Alfred schüttelte verneinend sein blondes Haupt. „Nein, wenn es das allein wäre, was uns zu einander zöge, liebte ich dann so ihr Kind? Sieh,“ fuhr er, weich werdend, fort, „wie ich diesen Knaben liebe, kann ich Dir mit keinem Worte sagen. Er ist von ihrem Fleisch und Blut, er hat ihre Augen; wenn ich ihn küsse, liebkose ich zugleich sie, und er, das ist immer der Friede in ihr, die Liebe zu ihr, das Glück mit ihr. O, wäre er mein Knabe! Mein Kind! Mir ist, als wären sie und ich dann waffenlos gegen einander.“

Die Augen des Mannes waren feucht und sein Angesicht blaß.

Marbod war sehr ergriffen. Er preßte die Hand des Freundes innig.

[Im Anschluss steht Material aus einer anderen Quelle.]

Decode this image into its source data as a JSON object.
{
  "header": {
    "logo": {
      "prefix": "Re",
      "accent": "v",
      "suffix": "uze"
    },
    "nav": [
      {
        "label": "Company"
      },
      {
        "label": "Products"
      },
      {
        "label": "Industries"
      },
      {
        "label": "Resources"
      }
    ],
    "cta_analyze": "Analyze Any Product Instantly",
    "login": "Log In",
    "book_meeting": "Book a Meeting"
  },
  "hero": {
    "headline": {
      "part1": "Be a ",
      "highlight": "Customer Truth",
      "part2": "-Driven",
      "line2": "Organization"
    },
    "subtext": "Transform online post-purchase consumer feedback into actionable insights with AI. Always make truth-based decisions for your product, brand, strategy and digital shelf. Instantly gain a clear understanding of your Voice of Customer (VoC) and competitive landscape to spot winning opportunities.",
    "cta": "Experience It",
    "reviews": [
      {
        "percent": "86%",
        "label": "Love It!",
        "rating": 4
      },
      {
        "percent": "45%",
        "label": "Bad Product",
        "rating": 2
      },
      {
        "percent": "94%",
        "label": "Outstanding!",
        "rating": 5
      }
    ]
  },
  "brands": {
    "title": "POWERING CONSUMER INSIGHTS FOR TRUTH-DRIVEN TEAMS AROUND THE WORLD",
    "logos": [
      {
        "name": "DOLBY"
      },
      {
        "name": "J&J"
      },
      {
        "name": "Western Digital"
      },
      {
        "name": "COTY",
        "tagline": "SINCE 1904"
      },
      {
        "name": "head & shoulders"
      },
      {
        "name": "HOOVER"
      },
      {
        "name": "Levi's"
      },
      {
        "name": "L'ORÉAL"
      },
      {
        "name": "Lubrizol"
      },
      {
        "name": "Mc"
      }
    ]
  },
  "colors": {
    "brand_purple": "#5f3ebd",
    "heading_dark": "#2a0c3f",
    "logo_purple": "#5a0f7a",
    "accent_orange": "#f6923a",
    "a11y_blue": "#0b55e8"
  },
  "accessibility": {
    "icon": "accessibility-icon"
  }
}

„Mein lieber, alter Junge,“ sagte er zärtlich, „da sehe ich einen Sonnenstrahl der Hoffnung das Gewölk durchbrechen. Heirathet, heirathet so schnell wie möglich, und im Besitz werdet Ihr Ruhe finden. Ihr werdet eigene Kinder haben, und wie einst aus dem Chaos die beste aller möglichen Welten entstand, so wird sich auch aus den gährenden Elementargewalten Eurer Liebe eine ganz philisterhaft glückliche Ehe gestalten.“

Alfred versuchte dem Freunde zu Gefallen ein Lächeln. Dieser sah ein, daß man ihn ganz von seinen Grübeleien entfernen müsse.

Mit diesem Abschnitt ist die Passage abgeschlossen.